二重刃・喰違刃が激しくかかる脇指のご紹介です。その所作は焼き始めからいきなり顔を出し、刀身の真ん中過ぎまで暴れまわります。指表・指裏同じく二重刃と喰違刃が連続するオンパレード、それも長く明瞭に輝いて、見本・手本というよりはオーバーアクションの好例といえるほど。ここまでやられれば、爽快な気分になります。刃文の表記は、「直刃に二重刃・喰違刃が交じる」ではなく、「二重刃・喰違刃に直刃が続く」が正解かも。基調となる直刃の匂口はふっくらとして、刃寄りはややほつれ気味に馴染みながらも、叢沸や沸崩、凝った荒沸はなく上手にコントロールされています。そんな刃文が乗る地肌は、総体に柾がかった小板目で刃寄りと鎬地は柾目出来、しかし細かく詰んでいるせいか綺麗な小板目のように映ります。この刃文ですからイコール柾目出来は当然なのかもしれません。
本脇指、鑑定刀に出されたら一発で「当り」を出せる方は、ほぼ現れないのではないかと思ってしまします。逆に一度経眼した方や当ページを覗いた方は「天位」が続出するのではないかと・・・丁子や大乱などの元々激しく動きのある刃文に比べ、静寂な直刃調の刃文が一風違った変化を見せる様を目にすると、思った以上に印象深く感じるのでしょう。それぐらい本脇指はインパクトのある作ではないかと思えます。

姿は元作に先に差がなく延び心の中切先、反がややあるので元禄頃の形状にみえます。しかし本作は延宝頃の作。反が腰反というより中間反に近い形状もあり何となく古風な印象を受けます。この姿のセンスは地方色のせいなのか、ちょっと垢抜けない感じが却って魅力の一つともいえます。
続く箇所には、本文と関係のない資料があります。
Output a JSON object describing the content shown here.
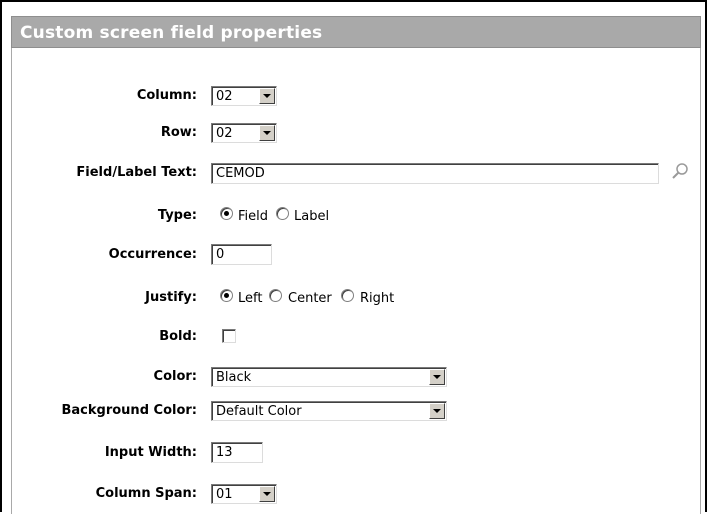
{
  "panel": {
    "title": "Custom screen field properties"
  },
  "fields": {
    "column": {
      "label": "Column:",
      "value": "02"
    },
    "row": {
      "label": "Row:",
      "value": "02"
    },
    "field_label_text": {
      "label": "Field/Label Text:",
      "value": "CEMOD"
    },
    "type": {
      "label": "Type:",
      "options": [
        "Field",
        "Label"
      ],
      "selected": "Field"
    },
    "occurrence": {
      "label": "Occurrence:",
      "value": "0"
    },
    "justify": {
      "label": "Justify:",
      "options": [
        "Left",
        "Center",
        "Right"
      ],
      "selected": "Left"
    },
    "bold": {
      "label": "Bold:",
      "checked": false
    },
    "color": {
      "label": "Color:",
      "value": "Black"
    },
    "background_color": {
      "label": "Background Color:",
      "value": "Default Color"
    },
    "input_width": {
      "label": "Input Width:",
      "value": "13"
    },
    "column_span": {
      "label": "Column Span:",
      "value": "01"
    }
  },
  "icons": {
    "lookup": "magnifier-icon"
  },
  "colors": {
    "header_bg": "#a9a9a9",
    "header_text": "#ffffff"
  }
}
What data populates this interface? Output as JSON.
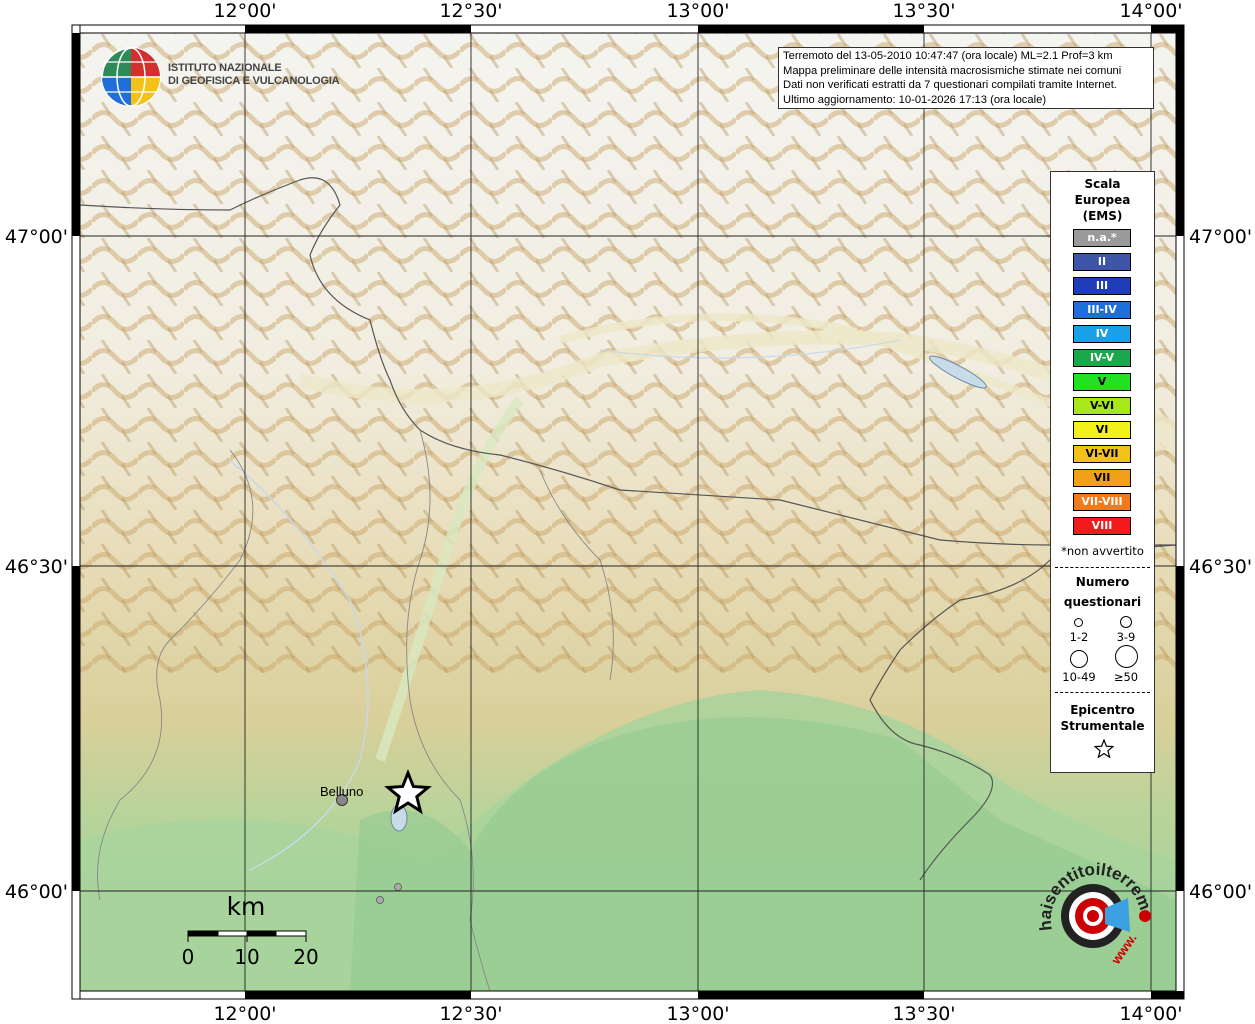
{
  "info": {
    "line1": "Terremoto del 13-05-2010 10:47:47 (ora locale) ML=2.1 Prof=3 km",
    "line2": "Mappa preliminare delle intensità macrosismiche stimate nei comuni",
    "line3": "Dati non verificati estratti da 7 questionari compilati tramite Internet.",
    "line4": "Ultimo aggiornamento: 10-01-2026 17:13 (ora locale)"
  },
  "axes": {
    "lon_labels": [
      "12°00'",
      "12°30'",
      "13°00'",
      "13°30'",
      "14°00'"
    ],
    "lat_labels": [
      "47°00'",
      "46°30'",
      "46°00'"
    ]
  },
  "institute": {
    "line1": "ISTITUTO NAZIONALE",
    "line2": "DI GEOFISICA E VULCANOLOGIA"
  },
  "legend": {
    "title1": "Scala",
    "title2": "Europea",
    "title3": "(EMS)",
    "ems": [
      {
        "label": "n.a.*",
        "color": "#9a9a9a"
      },
      {
        "label": "II",
        "color": "#3f55a8"
      },
      {
        "label": "III",
        "color": "#1f3db8"
      },
      {
        "label": "III-IV",
        "color": "#1f6fd8"
      },
      {
        "label": "IV",
        "color": "#1aa0e8"
      },
      {
        "label": "IV-V",
        "color": "#1aa84a"
      },
      {
        "label": "V",
        "color": "#22e022"
      },
      {
        "label": "V-VI",
        "color": "#a6e81a"
      },
      {
        "label": "VI",
        "color": "#f2f21a"
      },
      {
        "label": "VI-VII",
        "color": "#f2c21a"
      },
      {
        "label": "VII",
        "color": "#f2a01a"
      },
      {
        "label": "VII-VIII",
        "color": "#f27a1a"
      },
      {
        "label": "VIII",
        "color": "#f21a1a"
      }
    ],
    "na_note": "*non avvertito",
    "num_title1": "Numero",
    "num_title2": "questionari",
    "size_labels": [
      "1-2",
      "3-9",
      "10-49",
      "≥50"
    ],
    "epi_title1": "Epicentro",
    "epi_title2": "Strumentale"
  },
  "places": {
    "city": "Belluno"
  },
  "scale_bar": {
    "unit": "km",
    "ticks": [
      "0",
      "10",
      "20"
    ]
  },
  "logo": {
    "text": "haisentitoilterremoto.it",
    "www": "www."
  }
}
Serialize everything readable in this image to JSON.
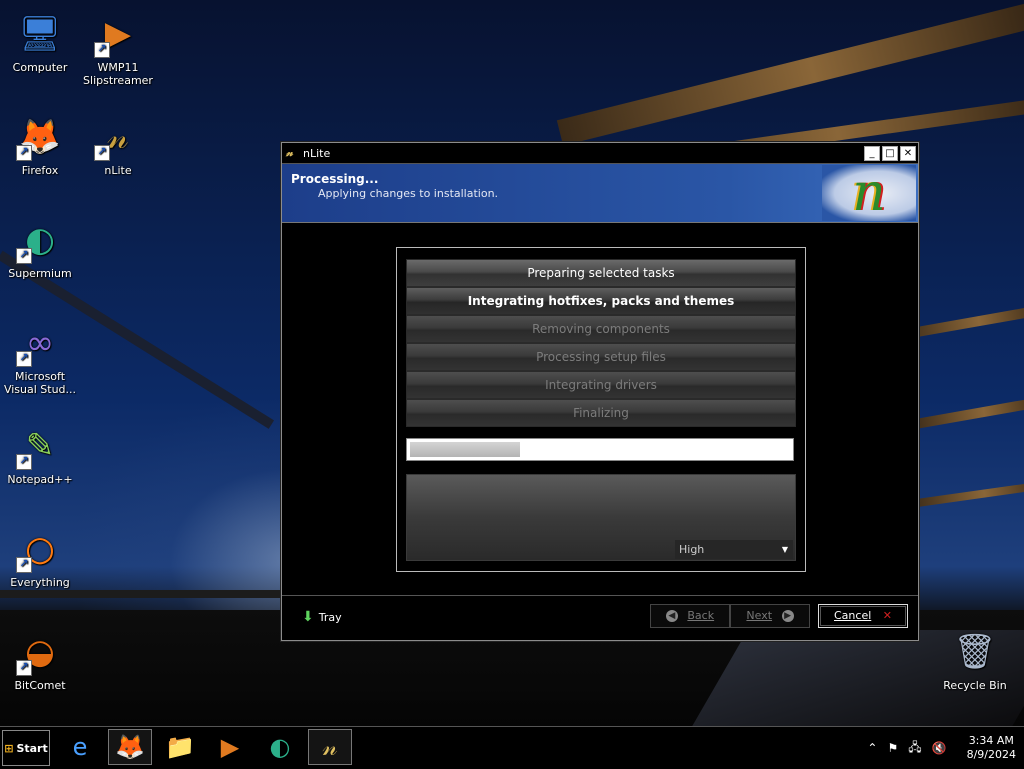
{
  "desktop": {
    "icons": [
      {
        "name": "computer-icon",
        "label": "Computer",
        "glyph": "🖥",
        "shortcut": false
      },
      {
        "name": "wmp11-slipstreamer-icon",
        "label": "WMP11 Slipstreamer",
        "glyph": "▶",
        "shortcut": true
      },
      {
        "name": "firefox-icon",
        "label": "Firefox",
        "glyph": "🦊",
        "shortcut": true
      },
      {
        "name": "nlite-icon",
        "label": "nLite",
        "glyph": "𝓃",
        "shortcut": true
      },
      {
        "name": "supermium-icon",
        "label": "Supermium",
        "glyph": "◐",
        "shortcut": true
      },
      {
        "name": "visual-studio-icon",
        "label": "Microsoft Visual Stud...",
        "glyph": "∞",
        "shortcut": true
      },
      {
        "name": "notepad-plus-plus-icon",
        "label": "Notepad++",
        "glyph": "✎",
        "shortcut": true
      },
      {
        "name": "everything-icon",
        "label": "Everything",
        "glyph": "○",
        "shortcut": true
      },
      {
        "name": "bitcomet-icon",
        "label": "BitComet",
        "glyph": "◒",
        "shortcut": true
      },
      {
        "name": "recycle-bin-icon",
        "label": "Recycle Bin",
        "glyph": "🗑",
        "shortcut": false
      }
    ]
  },
  "window": {
    "title": "nLite",
    "icon": "nlite-icon",
    "controls": {
      "minimize": "_",
      "maximize": "□",
      "close": "✕"
    },
    "header": {
      "title": "Processing...",
      "subtitle": "Applying changes to installation."
    },
    "steps": [
      {
        "label": "Preparing selected tasks",
        "state": "done"
      },
      {
        "label": "Integrating hotfixes, packs and themes",
        "state": "active"
      },
      {
        "label": "Removing components",
        "state": "pending"
      },
      {
        "label": "Processing setup files",
        "state": "pending"
      },
      {
        "label": "Integrating drivers",
        "state": "pending"
      },
      {
        "label": "Finalizing",
        "state": "pending"
      }
    ],
    "progress": 0.29,
    "priority": {
      "selected": "High"
    },
    "footer": {
      "tray_label": "Tray",
      "back_label": "Back",
      "next_label": "Next",
      "cancel_label": "Cancel"
    }
  },
  "taskbar": {
    "start_label": "Start",
    "apps": [
      {
        "name": "internet-explorer-icon",
        "glyph": "e",
        "open": false
      },
      {
        "name": "firefox-taskbar-icon",
        "glyph": "🦊",
        "open": true
      },
      {
        "name": "file-explorer-icon",
        "glyph": "📁",
        "open": false
      },
      {
        "name": "wmp-taskbar-icon",
        "glyph": "▶",
        "open": false
      },
      {
        "name": "supermium-taskbar-icon",
        "glyph": "◐",
        "open": false
      },
      {
        "name": "nlite-taskbar-icon",
        "glyph": "𝓃",
        "open": true
      }
    ],
    "tray": {
      "time": "3:34 AM",
      "date": "8/9/2024"
    }
  },
  "colors": {
    "banner": "#2a56a6",
    "accent_cancel": "#d02020"
  }
}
作者は肥州平戸住正重。実は井上真改の弟子として評価の高い土肥真了その人です。正重は真了の初期銘なのです。延宝八年に井上真改の門人となって、真改の作刀技術とノウハウを学ぶことに・・・匂口の深い真改の刃文を吸収しながらも、同時期に活躍した助広の濤瀾刃風の作もあるようです。実際、真改ばりの出来は高く評価されていますが、現存刀は意外に少ないようです。そういう意味で言えば、本刀は数少ない真了作。しかも大坂へ出る前の作、真改の下で当時流行した華やかな刃文を焼いた作との違いが本脇指を通して垣間見れる貴重な一振です。大和伝風の古風な作域から新刀特伝の見せる作域へと変遷し評価を得た真了。その原風景がこの二重刃・喰違刃にあるということでしょうね・・・
因みに、本脇指は「肥前の刀と鐔(福永酔剣・寺田頼助著)」に中心の押型が掲載されています。中心の押型だけなので特徴ある刃文は紹介されていませんが、本をお持ちの方は参考がてら見ていただければ幸いです。